Knowledge Base

Ask the Collective

The questions independent drinks founders ask most — answered. Distilled from years of community knowledge so the good stuff never disappears in the feed again.

Funding & Finance14 discussions

How should an option pool be structured when raising capital—should new shares be created, or should the pool come from founder shares?

When setting up an option pool, **new shares should be created** to dilute the whole company pro-rata, rather than coming from founder shares alone. This is market standard practice. **Key principles:** - New shares dilute everyone proportionally—all shareholders (founders, existing investors, employees) take the dilution, not just founders - This applies unless your Shareholder Agreement or Articles of Association explicitly contain non-dilution clauses, which are rare outside of specific anti-dilution protections in investment rounds - Option pools are typically **excluded from anti-dilution top-ups**, meaning everyone dilutes pro-rata when the pool is created - If your Articles or legal docs specify that one person takes the full hit, that would be non-standard and should be reviewed **Tax-efficient route in the UK:** - Consider setting up an **EMI (Enterprise Management Incentives) share option scheme**, which offers tax efficiency for employees. See: https://www.gov.uk/tax-employee-share-schemes/company-share-option-plan **What members did:** - Several members set up their option pools to dilute everyone proportionally when established - One member noted that an investor/board member pushing for founder-only dilution was incorrect—this runs counter to 10 years of VC market practice **Caveat:** If your SHA or investment docs include specific non-dilution or anti-dilution clauses, review them carefully—but standard practice is pro-rata dilution for option pool creation.

#equity#option-pool#cap-table#fundraising
Funding & Finance5 discussions

Should we use non-voting share classes, and how does this affect fundraising and investor relations?

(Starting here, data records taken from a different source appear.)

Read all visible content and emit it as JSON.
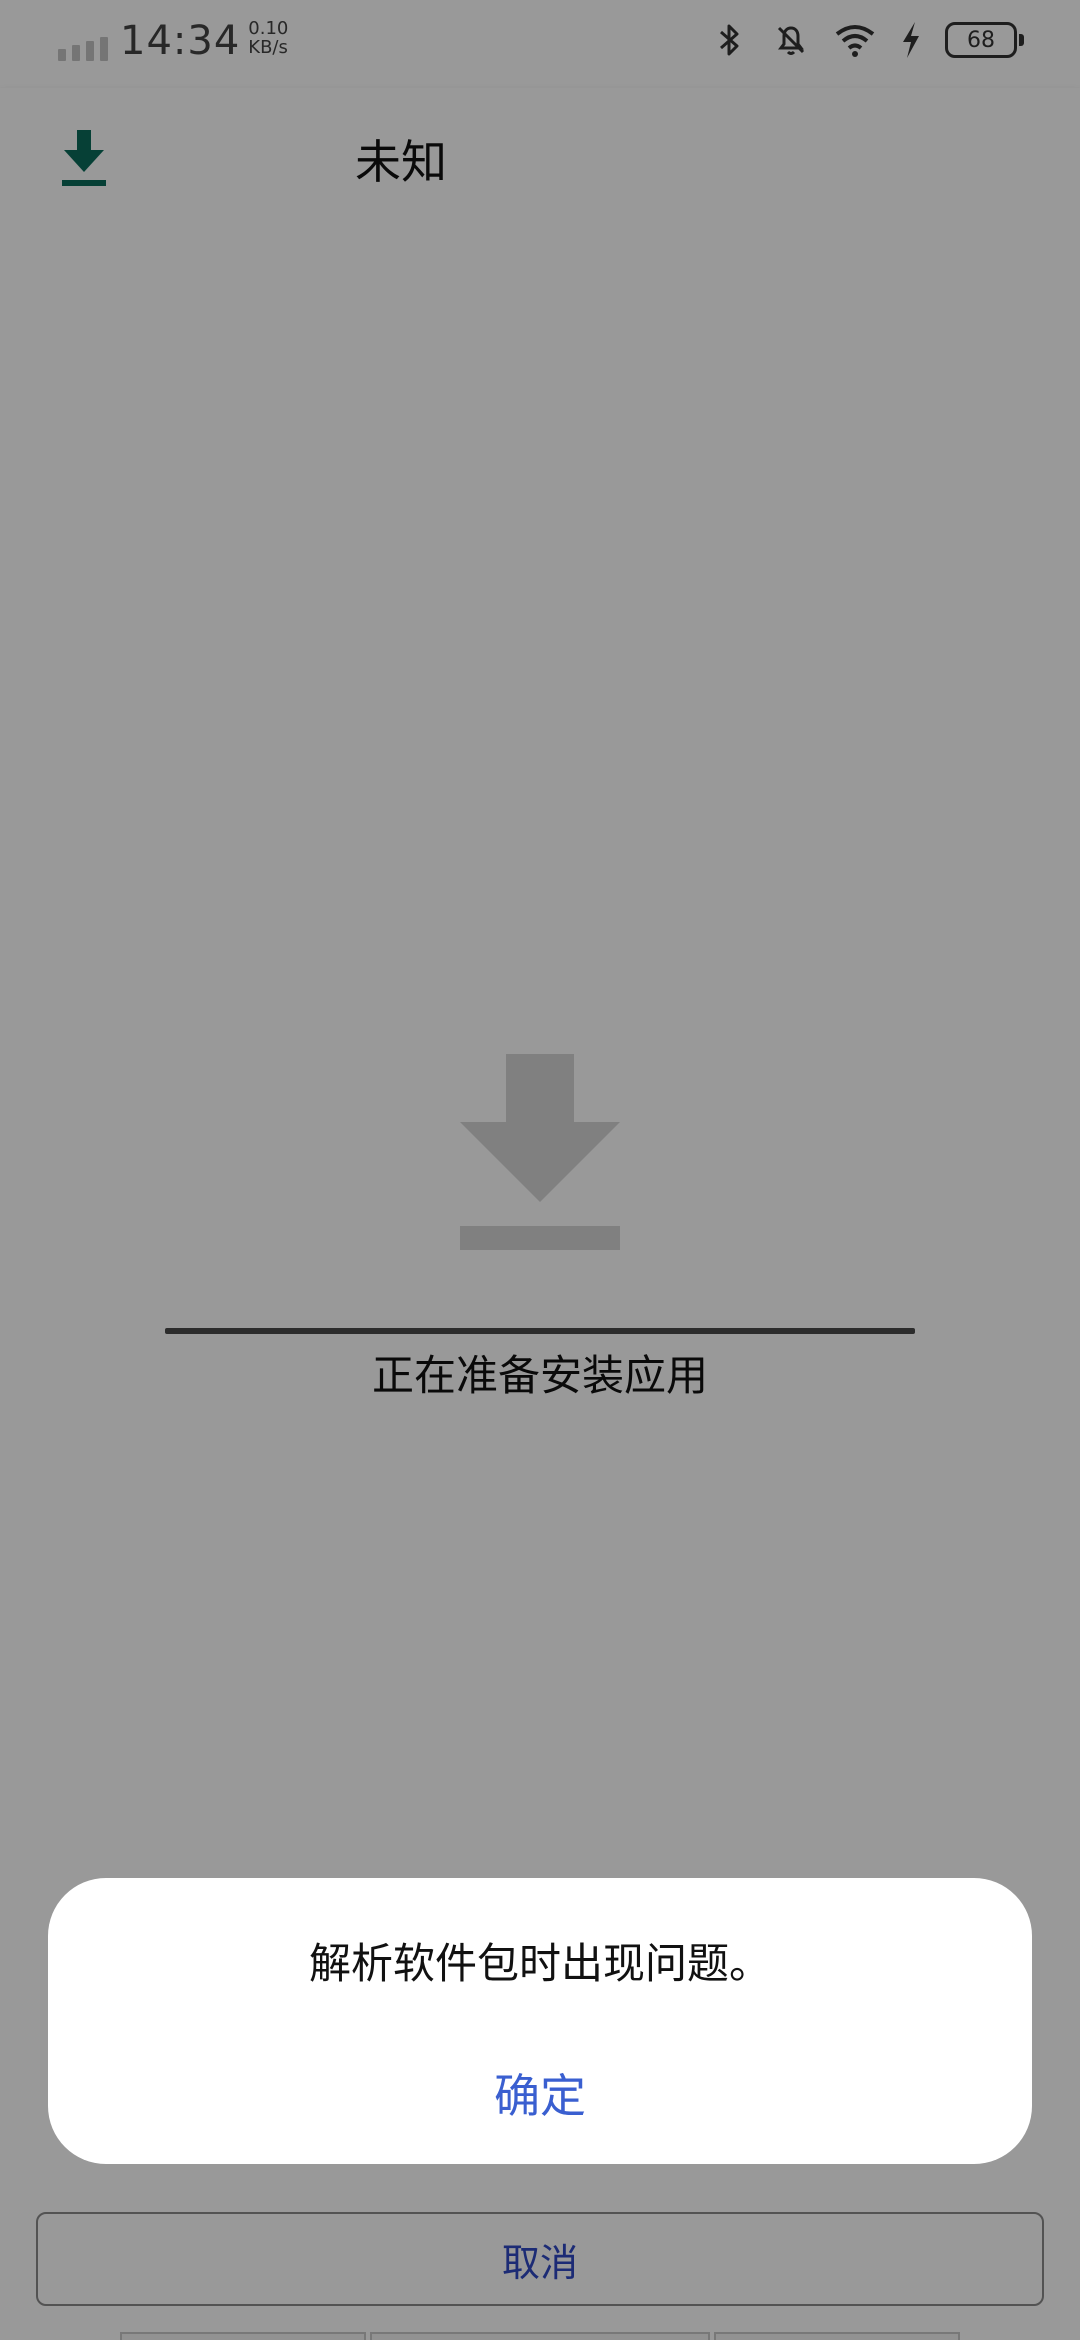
{
  "status_bar": {
    "time": "14:34",
    "net_speed_value": "0.10",
    "net_speed_unit": "KB/s",
    "battery_level": "68"
  },
  "app_bar": {
    "title": "未知",
    "icon": "download-icon"
  },
  "content": {
    "icon": "download-icon",
    "status_text": "正在准备安装应用"
  },
  "dialog": {
    "message": "解析软件包时出现问题。",
    "ok_label": "确定"
  },
  "bottom": {
    "cancel_label": "取消"
  },
  "colors": {
    "accent_blue": "#3a5fd0",
    "cancel_blue": "#3049c4",
    "icon_green": "#0b6b5a",
    "icon_gray": "#d6d6d6"
  }
}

Non-voting share structures are generally not recommended for fundraising. Most sophisticated investors will not accept non-voting (B class) shares, as investors typically expect proportional shareholder voting rights tied to their equity stake. However, in practical terms, this concern is often overstated: since most early-stage investors hold under 1% of the company, their individual voting power is minimal and won't significantly inhibit founder control anyway. The community consensus favours simplicity: - **Single share class structure** — recommended as the cleanest approach. Keeps cap table uncomplicated, gives all investors a voice, and avoids the friction of explaining voting restrictions to prospective investors. Members note this is often easier to manage as you scale. - **Realistic investor impact** — even with full voting rights, small investors (under 1%) have negligible practical influence, so the theoretical concern is often not the bottleneck it first appears. Caveats: There is no single "correct" way; different structures have trade-offs. But if you're seeking outside investment, expect pushback on non-voting shares from institutional or experienced investors, making a single share class the pragmatic choice for fundraising ease.